**Датасет**: https://www.kaggle.com/datasets/andrewmvd/steam-reviews

**Об этом наборе данных**: Набор данных содержит более 6,4 миллиона общедоступных рецензий на английском языке из раздела Steam Reviews магазина Steam, управляемого компанией Valve. Каждый отзыв описывается текстом отзыва, идентификатором игры, к которой он относится, настроением отзыва (положительным или отрицательным) и количеством пользователей, посчитавших отзыв полезным.

In [139]:
import pandas as pd
from sklearn.feature_extraction.text import CountVectorizer, TfidfVectorizer
from sklearn.metrics.pairwise import cosine_similarity
from gensim.models import Word2Vec, FastText
from nltk.tokenize import word_tokenize
import nltk
nltk.download('punkt')

[nltk_data] Downloading package punkt to /home/dm/nltk_data...
[nltk_data]   Package punkt is already up-to-date!


True

# Загрузка датасета

In [140]:
# Загрузка данных
df = pd.read_csv("dataset.csv")

df.dropna(subset=['review_text'], inplace=True)
df.head()

Unnamed: 0,app_id,app_name,review_text,review_score,review_votes
0,203160,Tomb Raider,Definitely one of the best games of 2013! A mu...,1,0
1,300,Day of Defeat: Source,Really fun!
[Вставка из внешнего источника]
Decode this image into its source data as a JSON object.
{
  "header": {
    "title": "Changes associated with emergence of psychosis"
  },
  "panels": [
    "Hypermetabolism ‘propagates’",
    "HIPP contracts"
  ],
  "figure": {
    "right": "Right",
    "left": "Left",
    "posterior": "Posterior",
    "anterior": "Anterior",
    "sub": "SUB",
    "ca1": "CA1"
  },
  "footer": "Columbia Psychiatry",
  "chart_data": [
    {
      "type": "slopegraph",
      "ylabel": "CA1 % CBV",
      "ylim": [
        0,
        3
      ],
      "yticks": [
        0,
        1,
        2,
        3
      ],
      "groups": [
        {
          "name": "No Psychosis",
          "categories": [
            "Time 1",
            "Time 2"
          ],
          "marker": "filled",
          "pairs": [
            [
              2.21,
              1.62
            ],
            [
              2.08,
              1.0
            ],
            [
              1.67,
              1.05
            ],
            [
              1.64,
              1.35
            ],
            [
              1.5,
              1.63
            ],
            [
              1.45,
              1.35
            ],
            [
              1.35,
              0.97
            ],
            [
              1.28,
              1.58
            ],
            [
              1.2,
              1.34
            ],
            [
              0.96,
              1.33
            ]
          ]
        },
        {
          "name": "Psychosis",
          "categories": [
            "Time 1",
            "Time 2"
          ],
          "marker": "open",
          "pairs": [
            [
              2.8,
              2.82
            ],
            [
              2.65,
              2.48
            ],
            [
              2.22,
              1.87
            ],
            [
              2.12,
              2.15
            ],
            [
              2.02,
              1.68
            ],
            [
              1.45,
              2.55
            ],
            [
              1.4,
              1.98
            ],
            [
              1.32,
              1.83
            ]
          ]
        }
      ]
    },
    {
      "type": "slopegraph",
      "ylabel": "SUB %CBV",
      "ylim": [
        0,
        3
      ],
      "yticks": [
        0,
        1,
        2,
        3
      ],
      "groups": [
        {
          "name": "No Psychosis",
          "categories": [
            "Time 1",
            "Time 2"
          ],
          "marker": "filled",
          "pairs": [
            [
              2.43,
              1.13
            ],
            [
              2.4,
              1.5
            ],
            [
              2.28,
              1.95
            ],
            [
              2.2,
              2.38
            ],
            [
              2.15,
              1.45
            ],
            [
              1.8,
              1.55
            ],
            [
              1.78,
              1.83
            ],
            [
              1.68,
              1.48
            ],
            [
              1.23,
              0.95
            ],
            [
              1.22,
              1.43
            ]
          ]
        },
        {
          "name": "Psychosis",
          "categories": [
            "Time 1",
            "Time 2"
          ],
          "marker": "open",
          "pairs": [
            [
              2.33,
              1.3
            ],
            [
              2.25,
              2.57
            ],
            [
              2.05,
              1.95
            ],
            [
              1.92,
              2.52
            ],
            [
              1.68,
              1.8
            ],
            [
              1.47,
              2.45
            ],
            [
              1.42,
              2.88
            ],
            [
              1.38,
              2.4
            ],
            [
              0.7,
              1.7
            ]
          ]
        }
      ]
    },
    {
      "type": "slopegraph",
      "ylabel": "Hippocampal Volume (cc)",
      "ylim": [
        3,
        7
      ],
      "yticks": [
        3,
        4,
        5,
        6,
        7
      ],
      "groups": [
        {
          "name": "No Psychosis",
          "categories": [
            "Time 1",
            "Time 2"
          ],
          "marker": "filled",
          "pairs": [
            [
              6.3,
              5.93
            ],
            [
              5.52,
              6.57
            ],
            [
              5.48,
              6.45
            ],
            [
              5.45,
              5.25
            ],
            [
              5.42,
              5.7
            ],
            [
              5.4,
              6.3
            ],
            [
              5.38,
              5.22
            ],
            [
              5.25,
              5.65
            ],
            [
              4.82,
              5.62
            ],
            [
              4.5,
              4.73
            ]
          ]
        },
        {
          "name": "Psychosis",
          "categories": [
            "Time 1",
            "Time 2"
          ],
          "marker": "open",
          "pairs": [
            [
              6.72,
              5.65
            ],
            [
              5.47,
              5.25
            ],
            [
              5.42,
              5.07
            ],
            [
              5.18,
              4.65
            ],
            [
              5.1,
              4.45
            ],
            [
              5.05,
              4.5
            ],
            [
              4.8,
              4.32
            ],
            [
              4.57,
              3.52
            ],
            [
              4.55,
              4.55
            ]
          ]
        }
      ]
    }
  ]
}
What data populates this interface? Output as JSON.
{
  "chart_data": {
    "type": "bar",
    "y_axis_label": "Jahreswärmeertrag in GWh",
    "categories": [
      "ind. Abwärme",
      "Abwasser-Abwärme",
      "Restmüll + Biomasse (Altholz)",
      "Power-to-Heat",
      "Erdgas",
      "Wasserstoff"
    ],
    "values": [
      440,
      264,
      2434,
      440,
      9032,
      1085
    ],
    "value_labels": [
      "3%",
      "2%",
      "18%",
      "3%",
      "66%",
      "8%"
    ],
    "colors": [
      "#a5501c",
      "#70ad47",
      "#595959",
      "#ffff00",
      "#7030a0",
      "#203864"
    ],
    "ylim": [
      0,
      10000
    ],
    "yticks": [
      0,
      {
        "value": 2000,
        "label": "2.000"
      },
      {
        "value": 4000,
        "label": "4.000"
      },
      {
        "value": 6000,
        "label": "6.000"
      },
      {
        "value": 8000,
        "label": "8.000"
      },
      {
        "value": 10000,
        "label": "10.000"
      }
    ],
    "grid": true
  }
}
A bit sad that there aren't so man...,1,1
2,234710,Poker Night 2,Great little poker game with fun characters (i...,1,0
3,113200,The Binding of Isaac,Okay I have just bought the Binding of Issac f...,1,0
4,252030,Valdis Story: Abyssal City,Apart from the at times annoying platforming a...,1,0


# BOW (Bag of Words)

In [141]:
bow_vectorizer = CountVectorizer()
bow_matrix = bow_vectorizer.fit_transform(df['review_text'])

# TF-IDF

In [142]:
tfidf_vectorizer = TfidfVectorizer()
tfidf_matrix = tfidf_vectorizer.fit_transform(df['review_text'])

# Word2Vec

In [143]:
tokenized_reviews = [word_tokenize(review.lower()) for review in df['review_text']]
word2vec_model = Word2Vec(tokenized_reviews, vector_size=100, window=3, min_count=1, sg=1)

# FastText

In [144]:
fasttext_model = FastText(tokenized_reviews, vector_size=100, window=3, min_count=1, sg=1)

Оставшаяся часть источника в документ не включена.